Tivoli, Wimborne, Dorset
6th April 2011
The last night of the “Now We Are Six Tour.” Steeleye Span is a revolving doors band, and it’s hard to say what constitutes an original member. Most would insist on Maddy Prior’s presence, as the only one going back to 1971. Peter Knight and Rick Kemp have been in so long and on such major back catalogue, that I’d say them too. All three were there.

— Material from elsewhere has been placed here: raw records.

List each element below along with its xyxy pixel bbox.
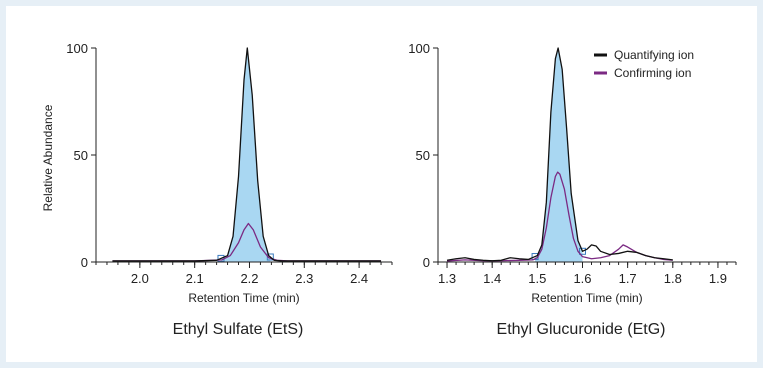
ets-chart: 0 50 100 2.0 2.1 2.2 2.3 2.4 Retention Time (min… bbox=[66, 41, 393, 338]
x-tick-label: 1.6 bbox=[573, 271, 591, 286]
y-tick-label: 0 bbox=[81, 255, 88, 270]
integrated-peak-area bbox=[220, 48, 271, 262]
chart-title: Ethyl Sulfate (EtS) bbox=[173, 321, 304, 338]
x-tick-label: 2.0 bbox=[131, 271, 149, 286]
x-tick-label: 2.2 bbox=[240, 271, 258, 286]
x-tick-label: 2.1 bbox=[186, 271, 204, 286]
y-tick-label: 100 bbox=[408, 41, 430, 56]
chart-title: Ethyl Glucuronide (EtG) bbox=[497, 321, 666, 338]
x-tick-label: 1.9 bbox=[709, 271, 727, 286]
x-tick-label: 1.3 bbox=[438, 271, 456, 286]
chart-canvas: 0 50 100 2.0 2.1 2.2 2.3 2.4 Retention Time (min… bbox=[41, 41, 737, 338]
integrated-peak-area bbox=[535, 48, 583, 262]
x-tick-label: 1.5 bbox=[528, 271, 546, 286]
x-tick-label: 1.7 bbox=[619, 271, 637, 286]
chromatogram-figure: 0 50 100 2.0 2.1 2.2 2.3 2.4 Retention Time (min… bbox=[6, 6, 757, 362]
x-tick-label: 2.4 bbox=[350, 271, 368, 286]
legend: Quantifying ion Confirming ion bbox=[594, 48, 694, 80]
integration-end-marker bbox=[578, 247, 586, 255]
x-axis-title: Retention Time (min) bbox=[531, 291, 642, 305]
legend-label-confirming: Confirming ion bbox=[614, 66, 691, 80]
legend-label-quantifying: Quantifying ion bbox=[614, 48, 694, 62]
etg-chart: 0 50 100 1.3 1.4 1.5 1.6 1.7 1.8 1.9 Retention Tim… bbox=[408, 41, 737, 338]
y-axis-title: Relative Abundance bbox=[41, 104, 55, 211]
y-tick-label: 50 bbox=[416, 148, 430, 163]
x-tick-label: 2.3 bbox=[295, 271, 313, 286]
quantifying-ion-trace bbox=[112, 47, 382, 262]
x-tick-label: 1.8 bbox=[664, 271, 682, 286]
y-tick-label: 0 bbox=[423, 255, 430, 270]
x-tick-label: 1.4 bbox=[483, 271, 501, 286]
y-tick-label: 50 bbox=[74, 148, 88, 163]
y-tick-label: 100 bbox=[66, 41, 88, 56]
x-axis-title: Retention Time (min) bbox=[188, 291, 299, 305]
quantifying-ion-trace bbox=[446, 47, 673, 262]
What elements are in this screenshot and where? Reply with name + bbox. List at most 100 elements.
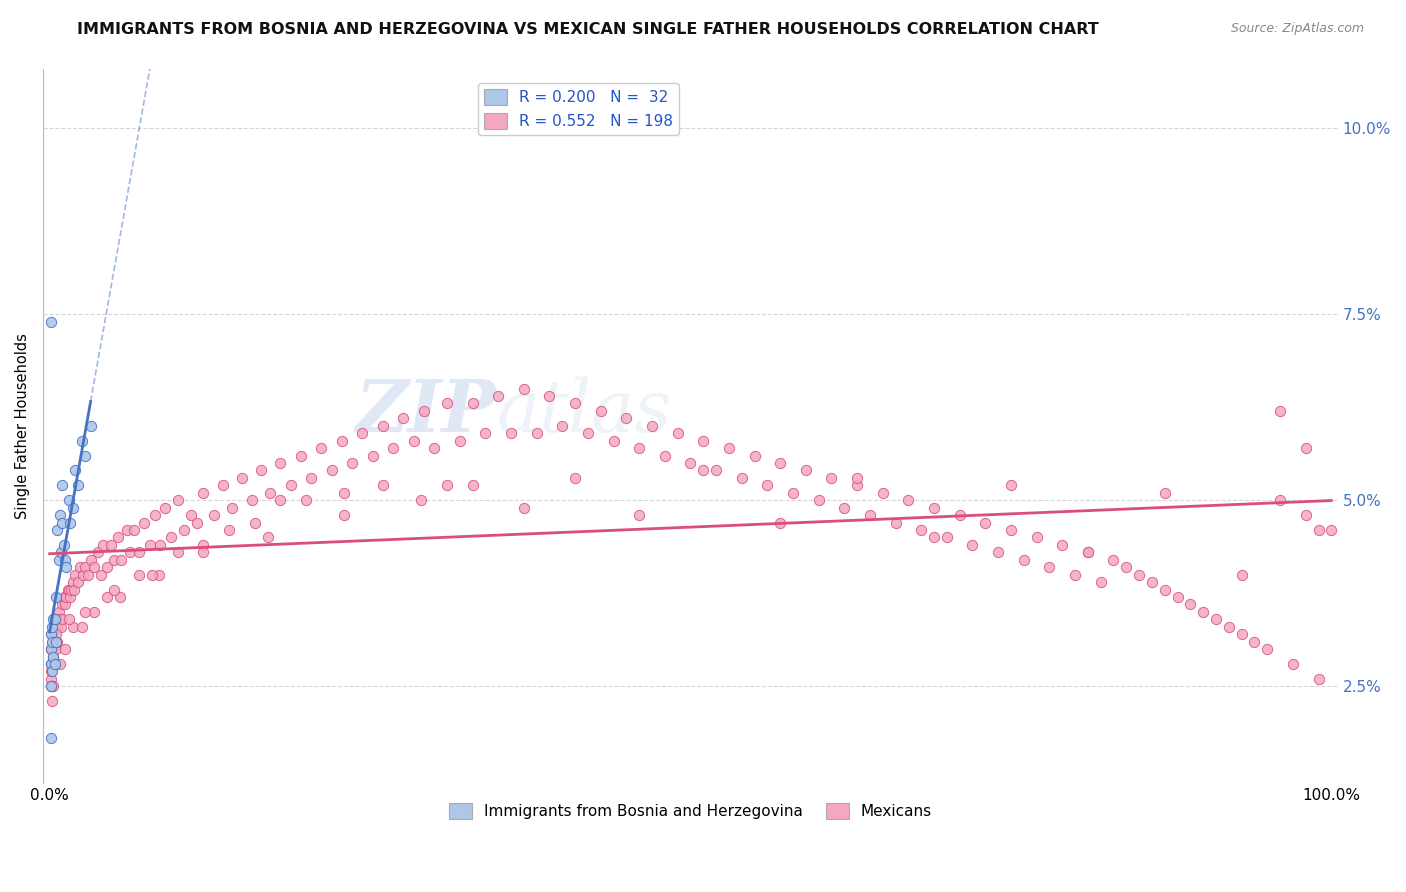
- Point: [922, 530, 945, 544]
- Text: atlas: atlas: [496, 376, 672, 447]
- Point: [1025, 530, 1047, 544]
- Point: [49, 657, 72, 671]
- Point: [42, 634, 65, 648]
- Point: [295, 493, 318, 508]
- Point: [1268, 493, 1291, 508]
- Point: [392, 411, 415, 425]
- Point: [193, 485, 215, 500]
- Legend: Immigrants from Bosnia and Herzegovina, Mexicans: Immigrants from Bosnia and Herzegovina, …: [443, 797, 938, 825]
- Point: [807, 493, 830, 508]
- Point: [120, 545, 142, 559]
- Point: [83, 560, 105, 574]
- Point: [51, 516, 73, 530]
- Point: [412, 404, 434, 418]
- Point: [173, 523, 195, 537]
- Point: [820, 471, 842, 485]
- Text: IMMIGRANTS FROM BOSNIA AND HERZEGOVINA VS MEXICAN SINGLE FATHER HOUSEHOLDS CORRE: IMMIGRANTS FROM BOSNIA AND HERZEGOVINA V…: [77, 22, 1099, 37]
- Point: [42, 612, 65, 626]
- Point: [352, 426, 374, 441]
- Point: [134, 516, 156, 530]
- Point: [45, 634, 67, 648]
- Point: [616, 411, 638, 425]
- Point: [66, 478, 89, 492]
- Point: [551, 418, 574, 433]
- Point: [202, 508, 225, 522]
- Point: [499, 426, 522, 441]
- Point: [42, 649, 65, 664]
- Point: [46, 620, 69, 634]
- Point: [49, 612, 72, 626]
- Point: [461, 478, 484, 492]
- Point: [90, 567, 112, 582]
- Point: [153, 500, 176, 515]
- Point: [49, 545, 72, 559]
- Point: [72, 567, 94, 582]
- Point: [186, 516, 208, 530]
- Point: [731, 471, 754, 485]
- Point: [62, 620, 84, 634]
- Point: [436, 478, 458, 492]
- Point: [513, 500, 536, 515]
- Point: [589, 404, 612, 418]
- Point: [1180, 598, 1202, 612]
- Point: [1167, 590, 1189, 604]
- Point: [70, 434, 93, 448]
- Point: [1230, 567, 1253, 582]
- Point: [39, 642, 62, 657]
- Point: [846, 478, 869, 492]
- Point: [49, 508, 72, 522]
- Point: [87, 545, 110, 559]
- Point: [55, 560, 77, 574]
- Point: [166, 493, 188, 508]
- Point: [1282, 657, 1305, 671]
- Point: [41, 642, 63, 657]
- Point: [39, 627, 62, 641]
- Point: [65, 463, 87, 477]
- Point: [42, 649, 65, 664]
- Point: [756, 478, 779, 492]
- Point: [1038, 560, 1060, 574]
- Point: [44, 612, 66, 626]
- Point: [141, 567, 163, 582]
- Point: [53, 642, 76, 657]
- Point: [53, 553, 76, 567]
- Point: [75, 605, 97, 619]
- Point: [859, 508, 882, 522]
- Point: [44, 657, 66, 671]
- Point: [564, 396, 586, 410]
- Point: [717, 441, 740, 455]
- Point: [44, 620, 66, 634]
- Point: [1000, 478, 1022, 492]
- Point: [666, 426, 689, 441]
- Point: [1320, 523, 1343, 537]
- Point: [115, 523, 138, 537]
- Point: [180, 508, 202, 522]
- Point: [41, 665, 63, 679]
- Point: [299, 471, 322, 485]
- Point: [311, 441, 333, 455]
- Point: [51, 612, 73, 626]
- Point: [461, 396, 484, 410]
- Point: [1205, 612, 1227, 626]
- Point: [211, 478, 233, 492]
- Point: [103, 582, 125, 597]
- Point: [83, 605, 105, 619]
- Point: [1268, 404, 1291, 418]
- Point: [1295, 441, 1317, 455]
- Point: [107, 530, 129, 544]
- Point: [1077, 545, 1099, 559]
- Point: [77, 567, 100, 582]
- Point: [526, 426, 548, 441]
- Point: [641, 418, 664, 433]
- Text: ZIP: ZIP: [356, 376, 496, 447]
- Point: [1230, 627, 1253, 641]
- Point: [654, 449, 676, 463]
- Point: [46, 634, 69, 648]
- Point: [193, 545, 215, 559]
- Point: [290, 449, 312, 463]
- Point: [100, 538, 122, 552]
- Point: [382, 441, 405, 455]
- Point: [240, 493, 263, 508]
- Point: [962, 538, 984, 552]
- Point: [148, 567, 170, 582]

“Now We Are Six” comprised the first half of the set. The policy of presenting a whole album intact has issues. Maddy, Peter and Rick all mentioned them. Maddy said there would be some very “interesting” moments to come. Rick Kemp said Edwyn had a VERY 70s intro and outro. Peter mentioned being covered with tons of money and indulgent levels of studio time to record the original. The trouble with the whole album concert is you have to play stuff you chose not to play, even at the time when it was fresh. You also have problems with running order … in this case doing the best-known track, Thomas The Rhymer, mid-set. For me there was another issue: lots of Peter Knight fiddle, but no lead vocals. His two lead vocals in the second half were outstanding, showing what was missing. I’ll admit it, back in the day, I actively disliked “Now We Are Six” and would have chosen the populist Mike Batt-produced “All Around My Hat” LP as the whole album one. But that puts their perennial encore, All Around My Hat, two-thirds through the set.
But that’s what they chose to do, with three of the original six, and no synths, no David Bowie on sax, and no kiddie choirs. It was my first time in the Tivoli balcony rather than downstairs, and up there the sound echoed. Instantly, I felt either Maddy’s mic was 10% too quiet or the band 10% too loud. I think the latter. When Peter Knight or Rick Kemp sang, the balance was better, probably because there was one instrument less, or maybe one instrument quieter. They were drowning Maddy slightly throughout, at least in the balcony. Bad move. She’s the key feature. I want to hear the words too.
Steeleye Span became progressively more electric, certainly by “All Around My Hat” and here that more electric sound was put back on “Now We Are Six” songs. They can rock. Rick Kemp is an innovative bass player. I’d never realized how good he is before. New member Julian Littman was outstanding on guitar and vocal.
In the interval, Maddy Prior stayed at the side of the stage, selling raffle tickets to help Martin Carthy who is unable to work due to the illness of his wife, Norma Waterson. Not many legendary singers would be doing that.
I thought them better in the second half (but I’m not fond of “Now We Are Six”). Having seen The Decemberists and The Unthanks (twice) in the last month didn’t help my overall view. When you see a band at their creative peak (Decemberists, Unthanks), and on the way up, it’s so much better than watching the veterans (Steeleye Span), even if they are singing and playing brilliantly as indeed they were) It’s still the “fresh” stuff of 35 years ago.
The elderly audience paid little attention to the concession stand on the way out. A shame. At Unthanks and Decemberists shows people were struggling to buy stuff.